Another book to which I am unable to publish a riposte, on a topic on which I have been prevented for decades from expressing my views: IQ: The Brilliant Idea That Failed by Stephen Murdoch (Duckworth, London, 2007).
As usual, this book utilises criticism of IQ tests as an attack on the concept of IQ and other innate intellectual and psychological factors per se, all based on the assumption that the tests will be used by immoral governments, and that we have egalitarian views on the way in which governments should and should not interfere in the lives of individuals, instead of considering the possibility that they should not interfere at all, in which case the accuracy and relevance of IQ tests or other assessments would be, as it should be, beside the point.
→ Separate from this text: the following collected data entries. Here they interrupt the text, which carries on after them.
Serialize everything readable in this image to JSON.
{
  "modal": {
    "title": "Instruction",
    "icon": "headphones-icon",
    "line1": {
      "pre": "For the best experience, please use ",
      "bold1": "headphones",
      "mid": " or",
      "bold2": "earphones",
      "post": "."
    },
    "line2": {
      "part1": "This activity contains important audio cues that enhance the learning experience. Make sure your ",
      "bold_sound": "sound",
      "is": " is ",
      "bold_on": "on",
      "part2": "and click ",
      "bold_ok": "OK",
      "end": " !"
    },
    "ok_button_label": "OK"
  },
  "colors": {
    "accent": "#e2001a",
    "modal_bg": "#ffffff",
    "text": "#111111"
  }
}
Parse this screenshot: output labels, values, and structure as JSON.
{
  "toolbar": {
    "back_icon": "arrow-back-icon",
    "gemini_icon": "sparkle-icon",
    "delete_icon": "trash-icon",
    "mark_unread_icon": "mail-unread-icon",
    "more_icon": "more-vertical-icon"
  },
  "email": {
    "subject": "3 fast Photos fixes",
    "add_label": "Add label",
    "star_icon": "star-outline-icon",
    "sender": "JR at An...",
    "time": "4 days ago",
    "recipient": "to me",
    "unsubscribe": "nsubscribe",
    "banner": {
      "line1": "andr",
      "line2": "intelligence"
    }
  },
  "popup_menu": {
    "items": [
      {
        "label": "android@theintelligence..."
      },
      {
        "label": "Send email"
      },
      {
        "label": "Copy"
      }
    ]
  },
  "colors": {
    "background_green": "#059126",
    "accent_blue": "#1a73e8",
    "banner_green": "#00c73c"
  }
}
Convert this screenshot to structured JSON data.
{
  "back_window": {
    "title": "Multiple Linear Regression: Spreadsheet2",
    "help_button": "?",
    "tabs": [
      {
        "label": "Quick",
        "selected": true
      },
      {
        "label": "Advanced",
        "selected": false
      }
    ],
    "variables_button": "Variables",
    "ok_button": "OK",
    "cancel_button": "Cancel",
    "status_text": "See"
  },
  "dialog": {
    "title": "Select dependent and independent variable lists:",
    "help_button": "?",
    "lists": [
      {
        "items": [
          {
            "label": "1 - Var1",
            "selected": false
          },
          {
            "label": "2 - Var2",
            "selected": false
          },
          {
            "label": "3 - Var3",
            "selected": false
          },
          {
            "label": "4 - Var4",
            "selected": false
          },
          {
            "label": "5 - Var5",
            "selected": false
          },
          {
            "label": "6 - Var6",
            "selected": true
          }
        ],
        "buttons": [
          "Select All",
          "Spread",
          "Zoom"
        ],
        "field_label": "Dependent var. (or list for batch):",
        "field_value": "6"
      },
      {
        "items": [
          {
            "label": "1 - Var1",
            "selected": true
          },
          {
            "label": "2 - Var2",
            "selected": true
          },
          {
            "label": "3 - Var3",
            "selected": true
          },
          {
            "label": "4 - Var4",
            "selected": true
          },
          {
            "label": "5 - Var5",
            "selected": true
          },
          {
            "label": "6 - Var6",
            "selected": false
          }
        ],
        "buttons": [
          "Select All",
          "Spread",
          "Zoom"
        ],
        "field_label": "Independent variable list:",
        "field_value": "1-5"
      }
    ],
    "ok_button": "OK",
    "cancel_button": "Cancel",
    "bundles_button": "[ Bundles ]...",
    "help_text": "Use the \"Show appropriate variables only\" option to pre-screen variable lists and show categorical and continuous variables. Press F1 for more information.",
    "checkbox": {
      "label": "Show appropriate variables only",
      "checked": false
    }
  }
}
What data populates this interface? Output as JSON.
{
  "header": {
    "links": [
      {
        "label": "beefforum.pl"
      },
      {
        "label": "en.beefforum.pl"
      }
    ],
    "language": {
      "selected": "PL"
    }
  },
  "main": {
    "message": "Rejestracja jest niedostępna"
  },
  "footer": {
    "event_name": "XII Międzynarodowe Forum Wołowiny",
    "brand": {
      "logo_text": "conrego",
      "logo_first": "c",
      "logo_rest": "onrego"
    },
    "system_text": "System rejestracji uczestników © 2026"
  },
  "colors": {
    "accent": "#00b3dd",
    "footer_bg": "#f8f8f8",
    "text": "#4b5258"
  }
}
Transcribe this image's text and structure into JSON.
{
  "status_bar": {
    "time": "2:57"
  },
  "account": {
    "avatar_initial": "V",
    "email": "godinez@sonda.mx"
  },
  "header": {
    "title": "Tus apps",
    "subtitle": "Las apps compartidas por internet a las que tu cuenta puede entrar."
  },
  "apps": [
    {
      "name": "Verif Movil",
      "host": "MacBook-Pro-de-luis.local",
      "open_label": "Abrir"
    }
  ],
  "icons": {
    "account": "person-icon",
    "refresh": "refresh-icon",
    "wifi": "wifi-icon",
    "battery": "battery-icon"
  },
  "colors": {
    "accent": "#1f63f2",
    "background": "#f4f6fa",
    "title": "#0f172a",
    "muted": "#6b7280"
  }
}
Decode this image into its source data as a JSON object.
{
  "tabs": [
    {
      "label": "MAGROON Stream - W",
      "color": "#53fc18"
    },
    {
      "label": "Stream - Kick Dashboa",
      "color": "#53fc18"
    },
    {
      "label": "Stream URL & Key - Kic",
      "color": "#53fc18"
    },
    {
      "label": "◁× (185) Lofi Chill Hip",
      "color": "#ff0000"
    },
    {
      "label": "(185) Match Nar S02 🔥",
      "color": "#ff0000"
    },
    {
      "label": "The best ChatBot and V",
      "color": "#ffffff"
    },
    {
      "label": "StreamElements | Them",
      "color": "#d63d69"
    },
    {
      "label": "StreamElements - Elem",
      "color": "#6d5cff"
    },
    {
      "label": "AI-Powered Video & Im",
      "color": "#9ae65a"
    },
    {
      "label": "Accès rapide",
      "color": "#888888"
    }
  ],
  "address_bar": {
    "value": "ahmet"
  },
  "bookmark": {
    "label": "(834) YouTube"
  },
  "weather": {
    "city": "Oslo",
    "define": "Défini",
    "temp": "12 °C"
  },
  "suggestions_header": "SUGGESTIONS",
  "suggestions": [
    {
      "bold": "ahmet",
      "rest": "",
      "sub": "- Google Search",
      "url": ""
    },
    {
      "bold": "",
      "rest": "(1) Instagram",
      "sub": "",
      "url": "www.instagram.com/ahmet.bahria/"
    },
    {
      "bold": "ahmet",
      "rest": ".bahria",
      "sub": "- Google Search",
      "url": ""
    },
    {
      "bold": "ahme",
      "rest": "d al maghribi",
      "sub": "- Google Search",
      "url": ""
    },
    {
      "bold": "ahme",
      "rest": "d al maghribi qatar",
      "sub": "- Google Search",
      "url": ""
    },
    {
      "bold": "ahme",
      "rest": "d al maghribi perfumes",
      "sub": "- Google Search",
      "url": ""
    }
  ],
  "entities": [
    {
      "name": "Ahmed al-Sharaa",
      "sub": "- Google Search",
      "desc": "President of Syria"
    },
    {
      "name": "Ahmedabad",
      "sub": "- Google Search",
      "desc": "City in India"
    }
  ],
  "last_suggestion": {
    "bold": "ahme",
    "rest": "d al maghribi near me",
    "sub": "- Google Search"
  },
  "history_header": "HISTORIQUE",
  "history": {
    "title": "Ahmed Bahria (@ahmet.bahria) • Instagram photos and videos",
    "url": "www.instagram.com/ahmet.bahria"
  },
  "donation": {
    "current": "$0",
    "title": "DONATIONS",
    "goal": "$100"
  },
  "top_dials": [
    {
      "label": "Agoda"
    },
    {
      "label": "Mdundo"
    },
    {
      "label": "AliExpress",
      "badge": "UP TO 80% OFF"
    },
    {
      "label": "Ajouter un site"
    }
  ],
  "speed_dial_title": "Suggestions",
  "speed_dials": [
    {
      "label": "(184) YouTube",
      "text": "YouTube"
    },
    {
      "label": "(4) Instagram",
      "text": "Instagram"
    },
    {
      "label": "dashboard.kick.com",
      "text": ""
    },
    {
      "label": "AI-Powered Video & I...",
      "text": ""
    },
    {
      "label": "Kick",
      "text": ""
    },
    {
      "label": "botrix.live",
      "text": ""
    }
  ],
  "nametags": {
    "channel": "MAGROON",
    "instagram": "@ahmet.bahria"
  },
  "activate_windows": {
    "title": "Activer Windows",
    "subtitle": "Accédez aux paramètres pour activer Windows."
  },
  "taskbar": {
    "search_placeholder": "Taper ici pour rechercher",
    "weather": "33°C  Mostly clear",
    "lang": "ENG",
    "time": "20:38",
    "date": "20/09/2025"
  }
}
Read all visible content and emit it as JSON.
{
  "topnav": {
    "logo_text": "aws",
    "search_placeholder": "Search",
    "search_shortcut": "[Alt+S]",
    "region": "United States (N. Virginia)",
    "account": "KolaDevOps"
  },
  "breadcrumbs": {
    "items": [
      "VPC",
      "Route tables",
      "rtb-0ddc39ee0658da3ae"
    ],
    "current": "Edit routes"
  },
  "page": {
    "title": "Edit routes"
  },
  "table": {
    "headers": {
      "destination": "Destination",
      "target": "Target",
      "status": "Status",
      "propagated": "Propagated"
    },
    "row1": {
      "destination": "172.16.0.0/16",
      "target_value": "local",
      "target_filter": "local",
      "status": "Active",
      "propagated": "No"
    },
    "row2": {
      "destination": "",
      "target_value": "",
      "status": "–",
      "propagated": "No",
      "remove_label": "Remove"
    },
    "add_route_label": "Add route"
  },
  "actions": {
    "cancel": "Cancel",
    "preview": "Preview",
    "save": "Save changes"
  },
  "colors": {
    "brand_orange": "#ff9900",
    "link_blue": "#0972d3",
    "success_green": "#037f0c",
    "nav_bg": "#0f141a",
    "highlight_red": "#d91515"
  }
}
It is analogous to the way in which Richard Dawkins considers himself able to eliminate the possibility of anything outside the range of the current human conceptual system having any reality by pointing out that the concept of God held by large populations of people did not prevent them from doing various things to one another of which modern politically correct academics disapprove.
Similarly, also, his new series (The Enemies of Reason) on frauds and deceptions associated with the possibility of conceptual extensions of scientific understanding associated with the ‘paranormal’, to which I could also very well write and publish a book in reply (if I had time – my lack of time arises from lack of status, money and manpower) will actually have no effect at all on the possibilities which he is seeking to discredit.
In fact I have no inclination to ‘believe in’ any of his targets, such as astrology, homeopathy or the Tarot. But I do not rule out, as he does, the possibility that there may sometimes be factors involved which are not known about or understood.
I do not regard most of these things as more than a possible aid to the surfacing of subconscious intuitions, but as that they may sometimes work. Not that I set any great store by subconscious intuitions either; there were plenty of people at the SPR who consulted their higher selves or divine subconsciouses all the time and (apart from anything else) their higher selves never suggested to them that they might help me as a person very much in need of help, instead of hindering and obstructing me as everyone else did, whether they considered themselves to be ‘spiritually advanced’ or ‘socialist atheist intellectual’.
Nevertheless, I do not see any reason to suppose that their openness to the promptings of their own minds had any effects worse than those which arise from openness to the suggestions of counsellors, psychiatrists, educational experts, etc.